The three types of patents are utility, design, and plant patents. Utility patents cover how an invention works. Design patents cover the ornamental appearance of an article. Plant patents cover new, asexually reproduced plant varieties. Utility patents are by far the most common type filed and granted.
How Long Does a Patent Last?
Utility and plant patents generally last 20 years from the relevant filing date, provided maintenance fees are paid on utility patents. Design patents filed on or after May 13, 2015 last 15 years from grant. When a patent expires, the invention enters the public domain and can be used freely.
What Makes an Invention Patentable?
An invention is patentable if it is eligible subject matter, useful, novel, nonobvious, and adequately described. These requirements come from 35 U.S.C. .ections 101, 102, 103, and 112. Abstract ideas, natural laws, and natural phenomena cannot be patented, even when the other requirements are satisfied.
What Is the Difference between a Provisional and Nonprovisional Patent Application?
A provisional application preserves an early filing date and is not examined, and it lasts 12 months without extension. A nonprovisional application is the formal application that the USPTO examines and that can mature into an issued patent. A provisional only helps if a nonprovisional is filed within the 12-month window.
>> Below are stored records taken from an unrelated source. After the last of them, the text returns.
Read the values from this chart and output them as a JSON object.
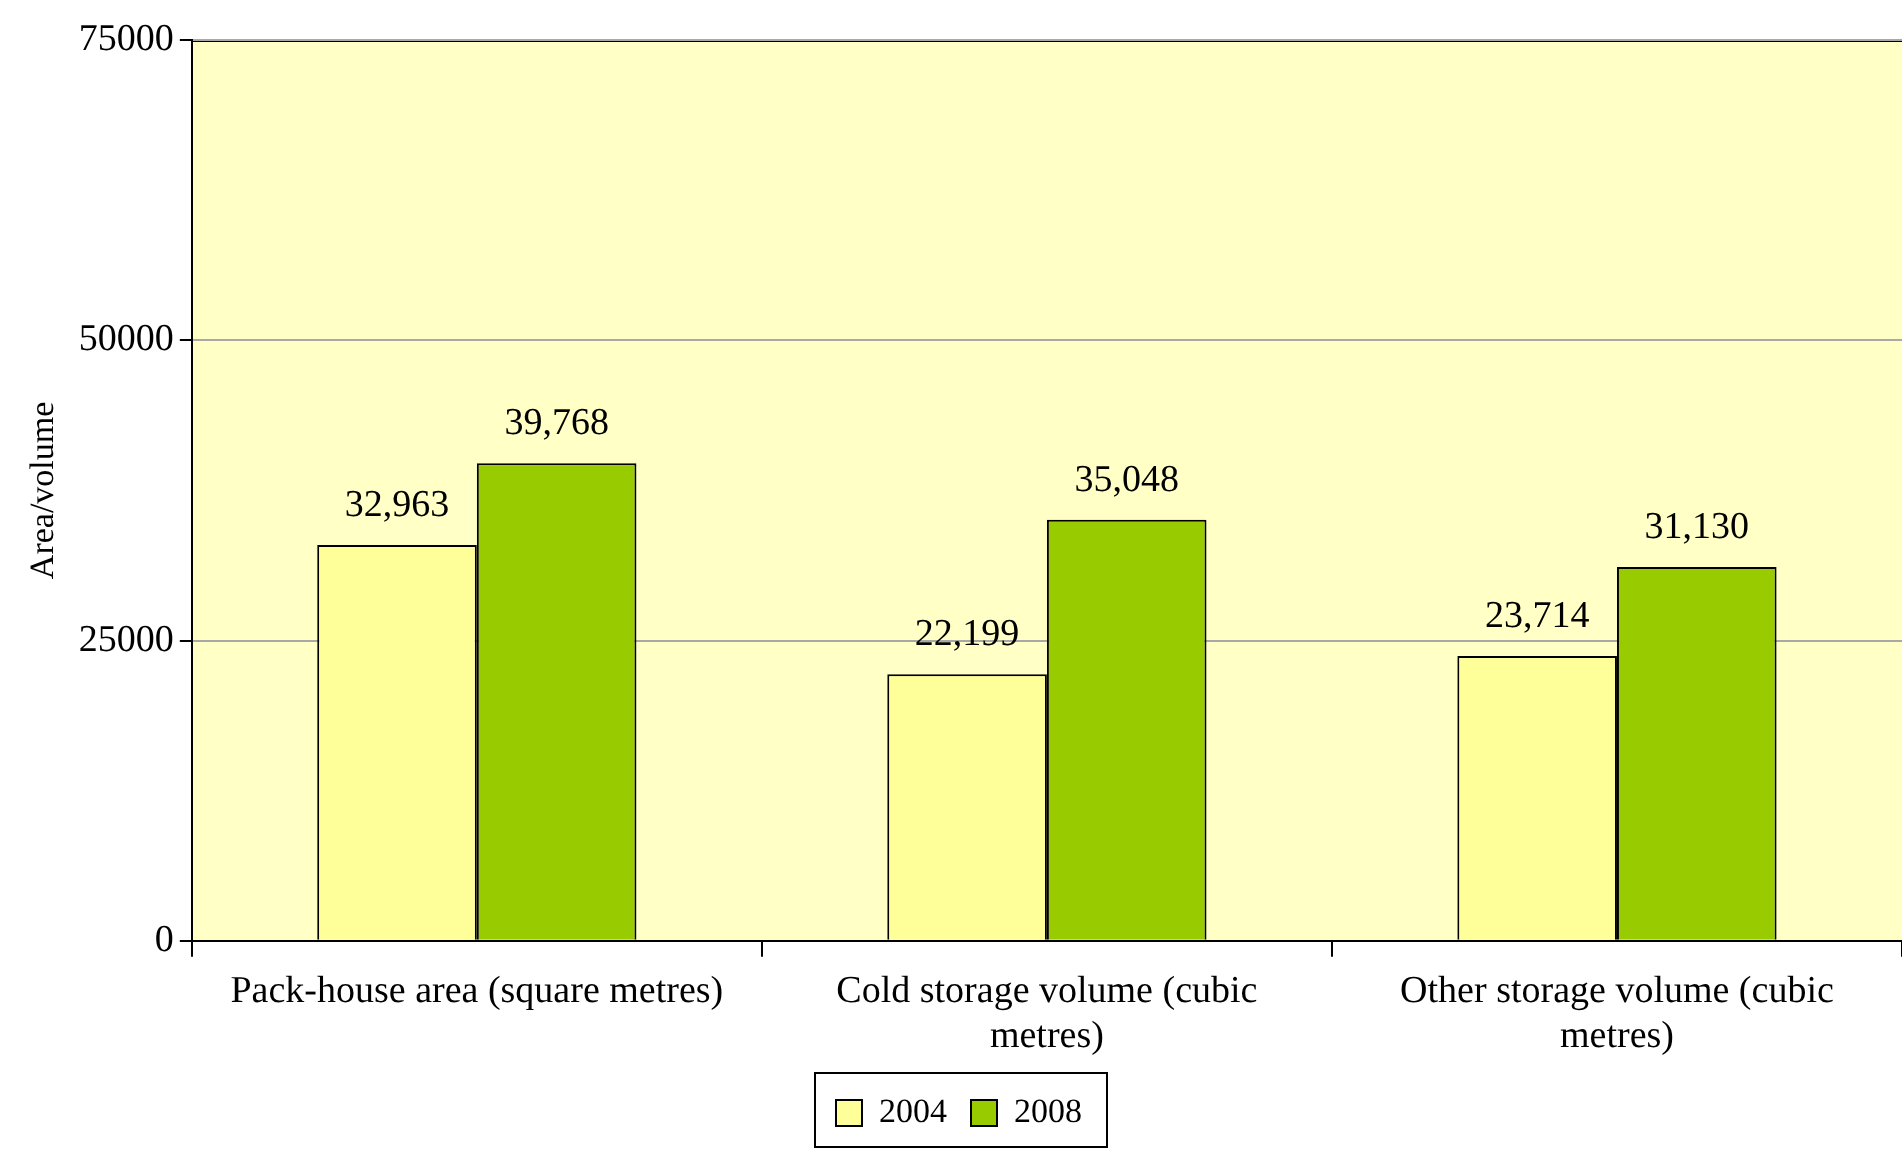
{
  "chart_data": {
    "type": "bar",
    "ylabel": "Area/volume",
    "categories": [
      "Pack-house area (square metres)",
      "Cold storage volume (cubic metres)",
      "Other storage volume (cubic metres)"
    ],
    "series": [
      {
        "name": "2004",
        "color": "#ffff99",
        "values": [
          32963,
          22199,
          23714
        ],
        "value_labels": [
          "32,963",
          "22,199",
          "23,714"
        ]
      },
      {
        "name": "2008",
        "color": "#99cc00",
        "values": [
          39768,
          35048,
          31130
        ],
        "value_labels": [
          "39,768",
          "35,048",
          "31,130"
        ]
      }
    ],
    "ylim": [
      0,
      75000
    ],
    "yticks": [
      0,
      25000,
      50000,
      75000
    ],
    "grid": "y",
    "legend": "bottom"
  }
}
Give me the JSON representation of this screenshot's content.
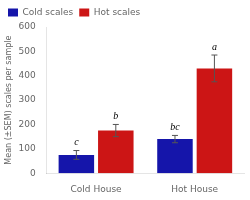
{
  "chart_data": {
    "type": "bar",
    "categories": [
      "Cold House",
      "Hot House"
    ],
    "series": [
      {
        "name": "Cold scales",
        "color": "#1515aa",
        "values": [
          75,
          140
        ],
        "errors": [
          18,
          15
        ],
        "letters": [
          "c",
          "bc"
        ]
      },
      {
        "name": "Hot scales",
        "color": "#cc1515",
        "values": [
          175,
          430
        ],
        "errors": [
          25,
          55
        ],
        "letters": [
          "b",
          "a"
        ]
      }
    ],
    "ylabel": "Mean (±SEM) scales per sample",
    "ylim": [
      0,
      600
    ],
    "yticks": [
      0,
      100,
      200,
      300,
      400,
      500,
      600
    ],
    "legend": "upper left",
    "grid": false
  }
}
What Is Patent Infringement?
Patent infringement is making, using, selling, offering to sell, or importing a patented invention without the owner's permission. It is defined in 35 U.S.C. § 271 and may be direct or indirect. A patent owner can seek an injunction and damages, and damages may be tripled when the infringement is found to be willful.
Can a Patent Be Challenged after It Is Granted?
Yes, a granted patent can be challenged. An accused infringer can raise invalidity as a defense in court, and third parties can challenge validity at the USPTO through inter partes review before the Patent Trial and Appeal Board, or through post-grant review within a limited period after grant. These challenges test novelty, obviousness, and disclosure.
Do I Need a Patent Attorney to File?
You are not legally required to hire a patent attorney, but the process is technical. Only practitioners registered with the USPTO may represent applicants. Because claim drafting, prior art searches, and examiner responses require legal and technical skill, and deadlines are strict, many inventors work with a registered patent attorney or agent.